Based on the assumption your file contains only upper case chars and digits, this would yield all separators used:
awk '{gsub(/[A-Z0-9]/,"");for (i=1; i<=length; i++) C[substr($0,i,1)]++} END {for (c in C) print c}' file
Thank you RudiC. I tried it but the output is nothing, which I dont think is wrong. The answer is there, its just that whether the answer are spaces or tabs, these are not being printed as " " or "t". In other words, for the file
ABCD A L
which is ABCDtabAspacespacespaceL
I would expect awk to print these separators, something like:
awk_command
output:
t " "
The output is there. Pipe it through hexdump
or od
.
Although there were no <tab> characters in any of your samples, you could try something like:
awk '
{ printf("Input is:\n%s\nFormat is:\n", $0)

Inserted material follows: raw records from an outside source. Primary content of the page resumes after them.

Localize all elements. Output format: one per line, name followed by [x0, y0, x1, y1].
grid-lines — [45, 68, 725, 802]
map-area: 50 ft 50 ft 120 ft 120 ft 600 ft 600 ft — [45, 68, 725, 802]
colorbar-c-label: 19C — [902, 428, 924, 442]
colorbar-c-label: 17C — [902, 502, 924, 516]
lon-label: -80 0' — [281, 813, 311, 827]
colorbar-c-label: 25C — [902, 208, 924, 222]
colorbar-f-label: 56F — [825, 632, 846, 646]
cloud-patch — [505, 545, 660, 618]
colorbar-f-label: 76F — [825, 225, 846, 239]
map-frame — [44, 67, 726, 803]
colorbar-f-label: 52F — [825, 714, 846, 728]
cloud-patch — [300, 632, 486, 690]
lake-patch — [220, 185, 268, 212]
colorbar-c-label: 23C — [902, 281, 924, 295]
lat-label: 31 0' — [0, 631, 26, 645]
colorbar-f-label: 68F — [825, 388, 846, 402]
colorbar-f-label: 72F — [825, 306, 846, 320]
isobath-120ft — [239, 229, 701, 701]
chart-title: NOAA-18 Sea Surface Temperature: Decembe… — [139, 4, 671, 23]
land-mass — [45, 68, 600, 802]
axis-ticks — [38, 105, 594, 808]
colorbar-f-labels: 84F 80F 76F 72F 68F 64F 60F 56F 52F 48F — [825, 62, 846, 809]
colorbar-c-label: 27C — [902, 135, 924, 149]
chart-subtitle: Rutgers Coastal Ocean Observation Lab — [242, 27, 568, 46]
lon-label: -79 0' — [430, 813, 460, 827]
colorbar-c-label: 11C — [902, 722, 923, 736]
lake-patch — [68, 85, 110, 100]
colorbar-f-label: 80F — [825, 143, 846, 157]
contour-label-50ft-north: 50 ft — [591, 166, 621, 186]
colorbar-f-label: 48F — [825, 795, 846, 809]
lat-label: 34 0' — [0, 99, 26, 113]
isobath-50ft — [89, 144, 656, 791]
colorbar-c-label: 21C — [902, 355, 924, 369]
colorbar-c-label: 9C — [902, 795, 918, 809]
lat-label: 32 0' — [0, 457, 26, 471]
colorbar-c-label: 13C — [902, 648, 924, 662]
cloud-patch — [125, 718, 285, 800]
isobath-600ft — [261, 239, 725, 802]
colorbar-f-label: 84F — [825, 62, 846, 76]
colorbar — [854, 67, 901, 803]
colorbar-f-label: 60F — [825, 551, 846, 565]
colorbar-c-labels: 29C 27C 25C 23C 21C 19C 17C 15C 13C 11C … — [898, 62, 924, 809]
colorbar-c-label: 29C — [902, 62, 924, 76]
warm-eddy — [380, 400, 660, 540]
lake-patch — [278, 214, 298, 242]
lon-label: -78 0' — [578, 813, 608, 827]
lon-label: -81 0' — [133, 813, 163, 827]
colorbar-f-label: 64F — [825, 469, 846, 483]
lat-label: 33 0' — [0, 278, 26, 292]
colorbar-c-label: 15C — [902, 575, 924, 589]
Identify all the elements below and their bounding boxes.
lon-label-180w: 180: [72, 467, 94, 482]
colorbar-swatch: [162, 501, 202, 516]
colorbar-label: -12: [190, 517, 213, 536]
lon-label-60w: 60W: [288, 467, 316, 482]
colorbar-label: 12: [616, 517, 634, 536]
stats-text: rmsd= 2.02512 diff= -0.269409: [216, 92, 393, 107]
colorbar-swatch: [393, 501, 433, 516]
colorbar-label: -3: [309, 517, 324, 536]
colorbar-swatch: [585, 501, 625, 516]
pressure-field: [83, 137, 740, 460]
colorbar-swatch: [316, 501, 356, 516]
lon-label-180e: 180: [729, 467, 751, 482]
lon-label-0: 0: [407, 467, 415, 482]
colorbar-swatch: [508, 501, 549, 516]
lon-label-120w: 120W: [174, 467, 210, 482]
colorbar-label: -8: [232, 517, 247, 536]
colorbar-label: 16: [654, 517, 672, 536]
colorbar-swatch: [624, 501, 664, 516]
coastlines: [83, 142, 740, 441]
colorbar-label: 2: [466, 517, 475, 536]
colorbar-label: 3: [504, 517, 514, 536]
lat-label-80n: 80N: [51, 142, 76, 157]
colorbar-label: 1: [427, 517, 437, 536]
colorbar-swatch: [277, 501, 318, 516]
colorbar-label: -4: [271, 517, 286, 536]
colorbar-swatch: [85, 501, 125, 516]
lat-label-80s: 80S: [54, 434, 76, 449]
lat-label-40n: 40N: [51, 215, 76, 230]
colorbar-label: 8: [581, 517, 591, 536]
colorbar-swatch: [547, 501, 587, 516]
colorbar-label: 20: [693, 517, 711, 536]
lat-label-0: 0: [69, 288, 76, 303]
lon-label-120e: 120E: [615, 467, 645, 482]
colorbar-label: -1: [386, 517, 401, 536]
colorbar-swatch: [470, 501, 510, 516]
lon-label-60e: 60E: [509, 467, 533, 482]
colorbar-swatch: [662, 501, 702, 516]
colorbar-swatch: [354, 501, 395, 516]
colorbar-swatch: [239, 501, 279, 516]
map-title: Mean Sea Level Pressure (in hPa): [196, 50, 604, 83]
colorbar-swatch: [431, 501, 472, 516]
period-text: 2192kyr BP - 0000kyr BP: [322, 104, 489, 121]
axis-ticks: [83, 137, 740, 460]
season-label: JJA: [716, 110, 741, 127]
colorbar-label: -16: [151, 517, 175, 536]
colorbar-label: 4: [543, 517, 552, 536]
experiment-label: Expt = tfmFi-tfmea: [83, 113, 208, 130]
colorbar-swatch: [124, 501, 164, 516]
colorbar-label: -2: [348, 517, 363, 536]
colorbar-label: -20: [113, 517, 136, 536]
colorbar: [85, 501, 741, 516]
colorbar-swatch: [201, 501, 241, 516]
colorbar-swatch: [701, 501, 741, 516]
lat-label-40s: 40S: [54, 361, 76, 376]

gsub(/[^[:space:]]+/, "DATA")
gsub(/\t/, "<tab>")
gsub(/ /, "<space>")
print
}' file
If file
contains:
ABCD A L BBB J HHH 9495994 4458902 HJFGGJK SDFR 22222
f1 f2 f3 f4 f5 f6 f7 f8 f9 f10
it produces the output:
Input is:
ABCD A L BBB J HHH 9495994 4458902 HJFGGJK SDFR 22222
Format is:
DATA<space><space><space><space><space><space>DATA<space><space>DATA<space><space><space><space><space>DATA<space>DATA<space>DATA<space><space><space><space><space>DATA<space>DATA<space><space>DATA<space><space>DATA<space>DATA<space><space>
Input is:
f1 f2 f3 f4 f5 f6 f7 f8 f9 f10
Format is:
DATA<tab>DATA<space><space>DATA<tab>DATA<space>DATA<space>DATA<space>DATA<tab>DATA<space>DATA<space><tab><space>DATA
If you want to try this on a Solaris/SunOS system, change awk
to /usr/xpg4/bin/awk
.
Brilliant, thank you all.
@DonCragun, why do you say there were no tabs in my sample? I made it with a vi editor, and I actually used a tab separator. Just curious..
I say there were no tabs in your sample because the text you included in post #5 and post #7 in this thread did not contain any <tab> characters.
Note that if you copy text from a terminal emulator window in which you are running vi
, vi
uses spaces instead <tab>s to display <tab> characters. On most systems, if you exit vi
and cat
the file to the screen, you can then copy the text from your terminal emulator window and paste it into a post on this forum to have <tab>s appear as <tab>s (ass long as you post those sample inside CODE tags).